The Sherlock Holmes effect


Drugs were always known to be dangerous, but were not formally outlawed until this century. The fictional Sherlock Holmes took cocaine to relieve boredom, rather against Dr Watson's advice. But a real life doctor at the time might may well have recommended it. Cocaine was purified from the coca plant in 1884: in 1887, an American neurologist was extolling its virtues as a tonic, at the rate of two grains to a pint of wine.

By the end of the decade the Parke-Davis Company in the US sold it over the counter in 15 forms, two for smoking and sniffing. Physicians introduced the hypodermic needle as a procedure less likely to foster addiction to opiates, and Parke Davis supplied the cocaine in a handy kit complete with syringe.

The advertising rubric said that the drug could ``make the coward brave, the silent eloquent and...render the sufferer insensitive to pain.''

It was available in a number of forms: Coca-Cola was introduced in 1886 as a temperance drink offering the virtues of coca without the vices of alcohol.

For most of human history, mood-altering drugs were available, usually in `raw' or dilute form. When refined, they were often introduced as helpful medicines, and their prohibition across the Western world was piecemeal.

Laudanum, a derivative of opium, was a notoriously addictive painkiller, but people in pain welcomed it.
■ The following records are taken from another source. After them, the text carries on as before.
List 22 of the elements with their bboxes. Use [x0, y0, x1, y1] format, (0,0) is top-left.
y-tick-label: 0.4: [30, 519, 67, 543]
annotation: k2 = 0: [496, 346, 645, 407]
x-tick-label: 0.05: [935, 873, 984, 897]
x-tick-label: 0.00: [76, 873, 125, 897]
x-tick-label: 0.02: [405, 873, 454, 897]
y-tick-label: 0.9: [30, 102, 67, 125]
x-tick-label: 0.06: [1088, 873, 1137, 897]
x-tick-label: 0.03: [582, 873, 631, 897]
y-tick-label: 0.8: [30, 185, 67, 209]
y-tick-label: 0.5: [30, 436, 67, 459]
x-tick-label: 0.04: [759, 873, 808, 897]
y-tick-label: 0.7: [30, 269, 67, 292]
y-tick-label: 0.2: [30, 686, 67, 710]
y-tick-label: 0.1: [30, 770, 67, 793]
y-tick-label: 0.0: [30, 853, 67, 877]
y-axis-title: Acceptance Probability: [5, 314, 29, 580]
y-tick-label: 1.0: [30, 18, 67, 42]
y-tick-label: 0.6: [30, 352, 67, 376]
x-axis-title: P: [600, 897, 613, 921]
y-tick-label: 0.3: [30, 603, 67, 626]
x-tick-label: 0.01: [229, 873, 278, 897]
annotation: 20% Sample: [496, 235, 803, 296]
The young newspaperman Rudyard Kipling, later to become the poet of Empire, fell ill of a fever in Lahore in 1884. His manservant rolled him two pills of opium and gave him a pipe. ``I wasn't in a condition to argue,'' he told his aunt in England. ``I fell through the floor.

When I woke up I found my man waiting at the bed side where he had put me, with a glass of warm milk and a stupendous grin.'' He turned the experience into a lurid short story of life in an opium den.

But chemists wanted to isolate whatever was in the raw opium. Bayer in Germany in 1898 marketed a white powder called heroin, synthesised from its morphine parent more than two decades earlier. It was sold over the counter in syrup as a cough mixture (``will suit the palate of the most exacting adult or the most capricious child,'' a New York advert claimed).